The fresh debate in Bangladesh on Electronic Voting Machines

Mostafa Kamal Majumder
A fresh debate on the use of Electronic Voting Machine (EVM) in the next election in Bangladesh has emerged with the Election Commission, as reported, opting to buy 2,535 new Electronic Voting Machines (EVMs). The purchase of such machines comes months before the elections to be held sometime in December. The Bangladesh Election Commission had earlier said that they did not think of using EVM in the next elections. During the last round of dialogue with political parties when in August last year the sitting Chief Election Commissioner KM Nurul Huda had showered a lot of praise on the BNP for the ‘restoration of multiparty democracy’ in the country thus causing the ruling Awami League (AL) Party stalwarts first to raise eyebrow and then use words of appeasement ‘we know why the CEC has said so’ about a party and their leaders being condemned as enemies. In the same dialogue, the AL made it known to the EC their preference for EVMs. The BNP had stated its position against the use of such machines terming their efficacy in fair elections controversial.
Reports published in different Dhaka dailies say, ‘At present, the EC has 1,200 old EVMs. Earlier, it produced 130 EVMs in the first phase, and 400 in the second with the help of BUET and finally 700 with the help of Bangladesh Machine Tools Factory. The commission had spent from Tk 45,000 to Tk 50,000 to produce each EVM.
Records show, the commission first used EVMs in one polling station each of Rangpur and Chittagong city polls in 2010 with the help of the Bangladesh University of Engineering and Technology and BMTF. Later, EVMs were used in Narayanganj and Comilla city polls and Narsingdi municipal elections.

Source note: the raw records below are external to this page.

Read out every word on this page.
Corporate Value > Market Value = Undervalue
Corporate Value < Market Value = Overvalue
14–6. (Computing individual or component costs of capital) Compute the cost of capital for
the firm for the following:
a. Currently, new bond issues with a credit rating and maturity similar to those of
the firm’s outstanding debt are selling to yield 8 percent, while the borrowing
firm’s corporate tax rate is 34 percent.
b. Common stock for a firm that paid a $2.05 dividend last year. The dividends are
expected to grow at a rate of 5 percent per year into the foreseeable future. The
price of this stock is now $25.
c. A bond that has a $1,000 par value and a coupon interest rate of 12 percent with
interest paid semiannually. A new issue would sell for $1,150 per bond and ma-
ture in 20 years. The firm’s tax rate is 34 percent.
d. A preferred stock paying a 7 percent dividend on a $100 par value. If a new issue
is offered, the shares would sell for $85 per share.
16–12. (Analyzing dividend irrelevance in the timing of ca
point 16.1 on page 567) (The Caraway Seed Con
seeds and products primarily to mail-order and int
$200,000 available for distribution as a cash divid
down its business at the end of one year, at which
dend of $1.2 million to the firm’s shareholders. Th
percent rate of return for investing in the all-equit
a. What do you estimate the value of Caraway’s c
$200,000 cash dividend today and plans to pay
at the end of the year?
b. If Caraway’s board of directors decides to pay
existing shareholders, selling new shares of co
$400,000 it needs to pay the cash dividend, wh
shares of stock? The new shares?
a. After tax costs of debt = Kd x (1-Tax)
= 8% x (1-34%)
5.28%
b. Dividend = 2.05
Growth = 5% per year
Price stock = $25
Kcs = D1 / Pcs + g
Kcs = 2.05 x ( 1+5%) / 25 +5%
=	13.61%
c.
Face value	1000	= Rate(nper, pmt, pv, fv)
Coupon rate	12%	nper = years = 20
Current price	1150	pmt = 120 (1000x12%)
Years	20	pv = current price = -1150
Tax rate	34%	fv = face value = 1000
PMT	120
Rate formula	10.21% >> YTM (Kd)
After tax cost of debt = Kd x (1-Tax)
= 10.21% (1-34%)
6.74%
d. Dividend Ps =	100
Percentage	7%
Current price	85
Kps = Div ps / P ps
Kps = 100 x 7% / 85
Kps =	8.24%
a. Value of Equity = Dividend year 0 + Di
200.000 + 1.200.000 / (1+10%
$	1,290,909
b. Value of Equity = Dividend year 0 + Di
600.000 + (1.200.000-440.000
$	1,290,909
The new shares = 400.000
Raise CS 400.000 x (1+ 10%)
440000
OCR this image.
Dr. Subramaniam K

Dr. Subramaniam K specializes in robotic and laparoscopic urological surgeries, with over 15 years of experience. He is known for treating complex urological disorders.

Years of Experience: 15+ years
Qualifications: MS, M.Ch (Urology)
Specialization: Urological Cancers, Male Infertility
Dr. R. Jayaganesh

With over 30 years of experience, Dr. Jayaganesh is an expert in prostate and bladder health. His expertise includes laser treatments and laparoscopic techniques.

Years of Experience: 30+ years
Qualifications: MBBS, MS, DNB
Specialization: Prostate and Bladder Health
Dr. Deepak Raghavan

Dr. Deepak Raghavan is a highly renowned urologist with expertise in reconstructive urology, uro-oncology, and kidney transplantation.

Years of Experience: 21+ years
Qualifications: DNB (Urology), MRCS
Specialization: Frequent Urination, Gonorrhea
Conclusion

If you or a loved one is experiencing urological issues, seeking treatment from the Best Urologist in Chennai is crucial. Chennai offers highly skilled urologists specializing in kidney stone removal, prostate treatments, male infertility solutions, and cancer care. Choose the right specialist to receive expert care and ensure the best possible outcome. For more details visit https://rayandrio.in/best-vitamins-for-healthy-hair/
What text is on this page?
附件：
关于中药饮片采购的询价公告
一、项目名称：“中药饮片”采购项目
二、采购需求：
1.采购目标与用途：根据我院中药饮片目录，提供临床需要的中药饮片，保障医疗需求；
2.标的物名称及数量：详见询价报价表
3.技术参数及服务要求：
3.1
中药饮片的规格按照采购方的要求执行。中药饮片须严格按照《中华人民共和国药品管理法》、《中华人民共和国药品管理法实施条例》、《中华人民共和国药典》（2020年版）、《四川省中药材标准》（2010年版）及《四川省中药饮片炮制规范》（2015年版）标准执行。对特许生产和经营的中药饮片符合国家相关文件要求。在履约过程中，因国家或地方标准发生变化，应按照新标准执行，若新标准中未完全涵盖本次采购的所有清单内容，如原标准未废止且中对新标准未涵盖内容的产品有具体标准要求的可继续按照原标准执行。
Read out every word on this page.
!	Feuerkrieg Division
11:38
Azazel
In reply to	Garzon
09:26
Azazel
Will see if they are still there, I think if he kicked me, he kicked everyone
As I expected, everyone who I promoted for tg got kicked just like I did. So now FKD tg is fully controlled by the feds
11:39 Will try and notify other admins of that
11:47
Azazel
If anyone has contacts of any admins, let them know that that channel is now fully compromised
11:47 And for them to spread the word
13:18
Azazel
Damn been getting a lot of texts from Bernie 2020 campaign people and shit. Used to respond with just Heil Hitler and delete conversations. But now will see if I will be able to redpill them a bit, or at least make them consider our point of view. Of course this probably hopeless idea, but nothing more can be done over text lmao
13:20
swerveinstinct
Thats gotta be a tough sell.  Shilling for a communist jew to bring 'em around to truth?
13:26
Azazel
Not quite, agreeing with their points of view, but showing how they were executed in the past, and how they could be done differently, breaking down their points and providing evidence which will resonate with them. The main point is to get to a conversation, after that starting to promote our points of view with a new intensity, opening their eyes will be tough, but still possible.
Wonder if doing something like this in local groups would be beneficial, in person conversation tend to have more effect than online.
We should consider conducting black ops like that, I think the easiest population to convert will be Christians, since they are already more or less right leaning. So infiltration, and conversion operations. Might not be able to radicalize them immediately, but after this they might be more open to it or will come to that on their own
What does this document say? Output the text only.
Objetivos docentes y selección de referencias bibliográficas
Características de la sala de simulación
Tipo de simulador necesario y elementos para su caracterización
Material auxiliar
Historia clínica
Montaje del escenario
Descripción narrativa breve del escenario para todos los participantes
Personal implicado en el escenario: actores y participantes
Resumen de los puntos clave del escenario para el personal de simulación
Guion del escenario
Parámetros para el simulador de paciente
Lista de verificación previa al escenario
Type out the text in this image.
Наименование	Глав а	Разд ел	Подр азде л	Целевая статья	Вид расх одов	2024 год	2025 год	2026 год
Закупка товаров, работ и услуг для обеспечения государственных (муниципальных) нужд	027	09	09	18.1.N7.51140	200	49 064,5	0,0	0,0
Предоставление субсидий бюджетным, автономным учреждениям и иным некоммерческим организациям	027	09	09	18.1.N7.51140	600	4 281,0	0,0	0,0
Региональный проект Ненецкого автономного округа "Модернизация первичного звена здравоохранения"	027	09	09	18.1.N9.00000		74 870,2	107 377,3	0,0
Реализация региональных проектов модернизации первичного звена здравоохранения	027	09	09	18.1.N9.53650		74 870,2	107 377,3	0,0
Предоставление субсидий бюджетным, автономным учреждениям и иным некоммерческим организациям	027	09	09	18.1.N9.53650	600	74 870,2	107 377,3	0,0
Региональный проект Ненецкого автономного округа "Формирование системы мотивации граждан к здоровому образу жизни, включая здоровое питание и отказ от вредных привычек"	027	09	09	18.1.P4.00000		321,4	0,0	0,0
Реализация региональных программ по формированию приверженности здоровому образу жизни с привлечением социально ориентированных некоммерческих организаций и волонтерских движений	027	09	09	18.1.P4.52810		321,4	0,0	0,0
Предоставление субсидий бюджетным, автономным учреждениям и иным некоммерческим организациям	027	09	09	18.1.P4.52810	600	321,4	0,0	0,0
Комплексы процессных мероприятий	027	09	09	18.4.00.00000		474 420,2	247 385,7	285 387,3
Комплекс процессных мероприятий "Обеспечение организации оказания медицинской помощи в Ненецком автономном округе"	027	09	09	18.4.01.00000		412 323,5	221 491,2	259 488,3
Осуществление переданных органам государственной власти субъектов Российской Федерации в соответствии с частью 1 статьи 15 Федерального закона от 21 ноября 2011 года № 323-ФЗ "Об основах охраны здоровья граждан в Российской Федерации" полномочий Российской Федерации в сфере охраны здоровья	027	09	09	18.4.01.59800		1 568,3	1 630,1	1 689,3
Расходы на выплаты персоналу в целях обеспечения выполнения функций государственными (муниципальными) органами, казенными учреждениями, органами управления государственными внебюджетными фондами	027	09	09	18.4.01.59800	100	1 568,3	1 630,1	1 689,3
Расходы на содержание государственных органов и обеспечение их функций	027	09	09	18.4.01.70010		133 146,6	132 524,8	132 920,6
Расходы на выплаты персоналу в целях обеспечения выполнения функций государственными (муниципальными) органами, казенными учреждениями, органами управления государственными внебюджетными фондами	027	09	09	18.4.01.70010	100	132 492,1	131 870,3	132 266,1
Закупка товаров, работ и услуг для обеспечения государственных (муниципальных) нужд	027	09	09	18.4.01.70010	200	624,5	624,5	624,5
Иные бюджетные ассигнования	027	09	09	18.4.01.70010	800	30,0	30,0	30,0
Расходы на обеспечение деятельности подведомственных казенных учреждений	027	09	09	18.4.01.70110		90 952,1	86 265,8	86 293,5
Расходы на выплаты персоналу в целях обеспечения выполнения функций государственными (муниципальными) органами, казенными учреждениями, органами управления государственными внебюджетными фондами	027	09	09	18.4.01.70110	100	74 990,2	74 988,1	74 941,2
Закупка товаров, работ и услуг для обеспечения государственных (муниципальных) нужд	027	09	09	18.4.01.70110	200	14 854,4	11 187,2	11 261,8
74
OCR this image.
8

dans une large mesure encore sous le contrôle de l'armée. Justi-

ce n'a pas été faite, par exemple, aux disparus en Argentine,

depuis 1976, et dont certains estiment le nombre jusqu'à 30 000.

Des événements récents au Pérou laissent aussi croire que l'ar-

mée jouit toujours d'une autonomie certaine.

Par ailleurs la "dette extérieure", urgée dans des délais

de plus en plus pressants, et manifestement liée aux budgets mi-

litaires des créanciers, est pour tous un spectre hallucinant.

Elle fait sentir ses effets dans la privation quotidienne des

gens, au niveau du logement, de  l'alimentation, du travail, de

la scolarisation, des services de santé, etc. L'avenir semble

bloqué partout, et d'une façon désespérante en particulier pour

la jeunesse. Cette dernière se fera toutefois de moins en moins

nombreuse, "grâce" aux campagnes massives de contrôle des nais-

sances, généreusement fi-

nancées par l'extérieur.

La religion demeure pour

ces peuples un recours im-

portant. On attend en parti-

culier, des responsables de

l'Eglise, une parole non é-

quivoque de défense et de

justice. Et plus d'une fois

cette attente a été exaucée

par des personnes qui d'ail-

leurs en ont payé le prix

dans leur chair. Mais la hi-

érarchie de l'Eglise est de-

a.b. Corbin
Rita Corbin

The EVM debate in Bangladesh is at least 10 years old. The initiative to introduce EVMs was first taken by the Election Commission constituted under the leadership of ATM Shamsul Huda by the military-backed caretaker government of Fakhruddin Ahmed in 2007. During the 2-year period, the Election Commission’s half-done voter identity card project was redone under a new robust National Identity Card (NID) Project. However, for reasons never adequately clarified, those ID cards were of no use in the subsequent December 2008 general elections on the plea that the voter ID numbers and the National ID numbers were not identical.
An expert from the Bangladesh University of Engineering and Technology, appointed by the Shamsul Huda-led EC fabricated the first EVM machines that would be suitable for use in Bangladesh. And the EC had invited newspaper editors and some relevant IT experts to brief on the same at the commission’s conference room. The briefing session in had no time turned into a debate between the BUET expert who developed the device and an IT expert from the North South University (NSU) on its benefits and disbenefits, reliability and unreliability. The outcome was that the EC did not proceed with any plan to use EVMs in the 2008 elections, although under the half-done voter ID card project of the Justice Abdur Rouf-led EC some model elections were organized in the mid-1990s.
What did the IT experts debate on EVMs before editors of national newspapers? The unscheduled debate had started with a question as to whether like computers the EVMs were susceptible to virus attacks. The BUET expert replied in the affirmative. Then the NSU expert suggested that an EVM machine can be manipulated to give an output which could be different from the one a voter would intend to get by pushing a button of his choice on the machine. It was also agreed that the device could be manipulated both manually, by tempering with switch connections or using remote control. The conclusion that was drawn at the end of the briefing-cum-debate session was that the use of the EVMs is reliable only when the credibility of the men behind the machines is beyond question.
The latest experiments with EVMs in municipalities and city corporations have met with complaints from voters and contesting candidates that the operators of the machines in many cases pushed buttons of the machines themselves before voters could come to grasp with the device they saw and were to use for the first time. Based on these experiences the Election Commission should exercise extreme caution in introducing EVMs. Any mishandling of EVMs might lead to public rejection of those and the wastage of the taxpayers’ money.